А я тебе отвечу: это все достояние истории, мои сражения, мои победы и поражения, и их расставит по местам беспристрастнейший из судей — время. Все это останется после меня. Но как же я? Некоторая сумма меня, которая есть и помимо моих дел? Что я за человек? Этого не знает даже сам Антоний.

И с точки зрения того, что за человек этот великолепный Марк Антоний, куда важнее, как он блевал однажды на Форуме, чем как он разбивал сильнейшие армии. Сомнительная мудрость, правда?

Так вот, сны, реальность, я смотрел на мир, как на набор цветных осколков, которые еще не сложились в мозаику, и рисунок — он был лишь в проекте, я не знал даже задумки.

Снились какие-то люди, а потом я встречал их в реальности, мы разговаривали во сне и в настоящем — тоже, и я не мог точно различить, где я сейчас нахожусь. Во снах, разве что, я не всегда вполне осознавал жив ли я. Впрочем, я не был и мертвым. Где-то между, не то и не то, словно Публий, если он тогда (его дух) действительно пытался зайти к нам в дом.

После попоек, на которых я ликовал, возбужденный, пьяный, сытый и голосистый, вдруг нападала на меня тоска, безысходное уныние, с которым я не мог справиться. И, то ли во сне, то ли в реальности, я бродил по вилле Помпея, натыкаясь на раскрашенных полуголых женщин и израненных мужчин, хватал ртом воздух, который не усваивали мои легкие.

Люди казались мне то красивыми, то уродливыми. Когда я смотрел на себя в зеркало, то видел синяки под глазами, такие темные и набухшие, что казалось, будто меня избили. Я хотел взять иглу, проткнуть их и выпустить кровь. По-моему, однажды я так и сделал.
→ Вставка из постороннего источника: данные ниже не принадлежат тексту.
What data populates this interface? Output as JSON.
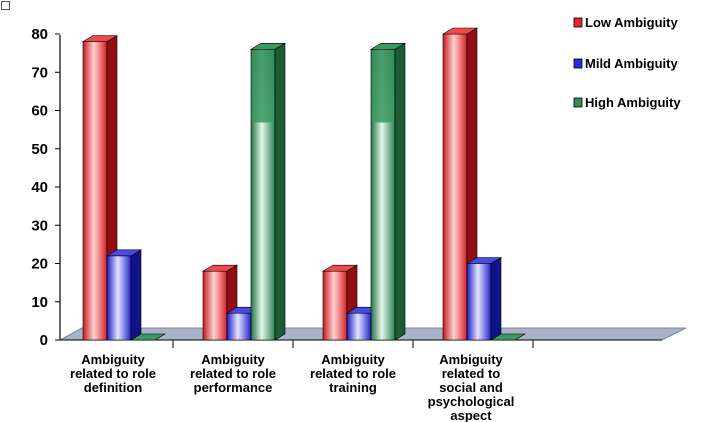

Я выдавливал кровь по капле, и казалось, будто это такие вот странные красные слезы.

Какая-то девушка попросила меня этого не делать, а потом отсосала мне, это я тоже помню, но не знаю, сон оно все или одна из правдивых историй о моих развлечениях?

Однажды я, по совету (а народ плохого не посоветует) неизвестного уличного художника, даже пробовал бухать через ноздри — чуть не захлебнулся вином, принимая ванну из него. Даже моих львов я пристрастил к вину. Кошечки пили его с удовольствием, я заставил одного раба лакать вино вместе с ними, парень чудом остался жив.

Мне снилось яркое солнце, и я брел под ним, и мне казалось, что плоть начинает разлагаться, и я смотрел на свои руки, а с них кусками слезало мясо. Предположу, что это был сон.

Тем более, что в том сне мне приходила Береника вместе с Курионом. Они перекидывали друг другу свои головы, будто в хитроумной игре с двумя мячами.

Я крикнул им:

— Не перепутайте!

Головы засмеялись.

Луций, милый друг, я не хотел бы быть обезглавленным или удушенным, и то и то — ужасные смерти. Почти что угодно другое, включая позорную казнь — быть сброшенным с Тарпейской скалы, подобно мерзкому предателю.

Но не хотел бы я умереть смертью Публия и не хотел бы я умереть смертью Куриона. Слишком уж я хорошо их представлял, эти способы попрощаться со всем вокруг.

Ну да ладно, хватит смерти, давай поговорим о том, что я сделал для вечности. Так вот, однажды меня стошнило на Форуме.

Дело было после свадьбы Гиппия, одного из моих любимых мимов. Артист он был страшно талантливый, близкий друг Кифериды, но ценил я его больше за то, что он любил приложиться к выпивке так же сильно, как и я. О, свадьбы артистов сами по себе зрелище не для слабонервных, и не для тех, кто напивается до потери ориентации в реальности — точно. Гримасничающие люди, странно одетые, странно двигающиеся, накрашенные женщины, разрисованные мужчины, хохот и плач, и кто-то все время цитирует Гомера. Я мог бы выдержать все, но Гомер — он нагонял на меня ужас.

Помню, я выпил так много, что расплакался в постели с милой девушкой, которую, кажется, видел рядом с Гиппием.

— Твою мать, — сказал я. — Я трахнул невесту.

И расплакался.

— Нет, — говорила она, гладя меня по голове. — Я не невеста, Антоний, я ее сестра.

— Близнец? — спросил я.

— Двоюродная.

— Хорошо, а то Гиппий ведь такой мой хороший друг!

На самом деле, конечно, он не был моим другом, просто пользовался моей благосклонностью. Учитывая, что всю пирушку оплачивал я, и она была золоченной, перченой и роскошной, думаю, Гиппий бы потерпел, пока я пялю его невесту. Но я оказался порядочным человеком, представляешь?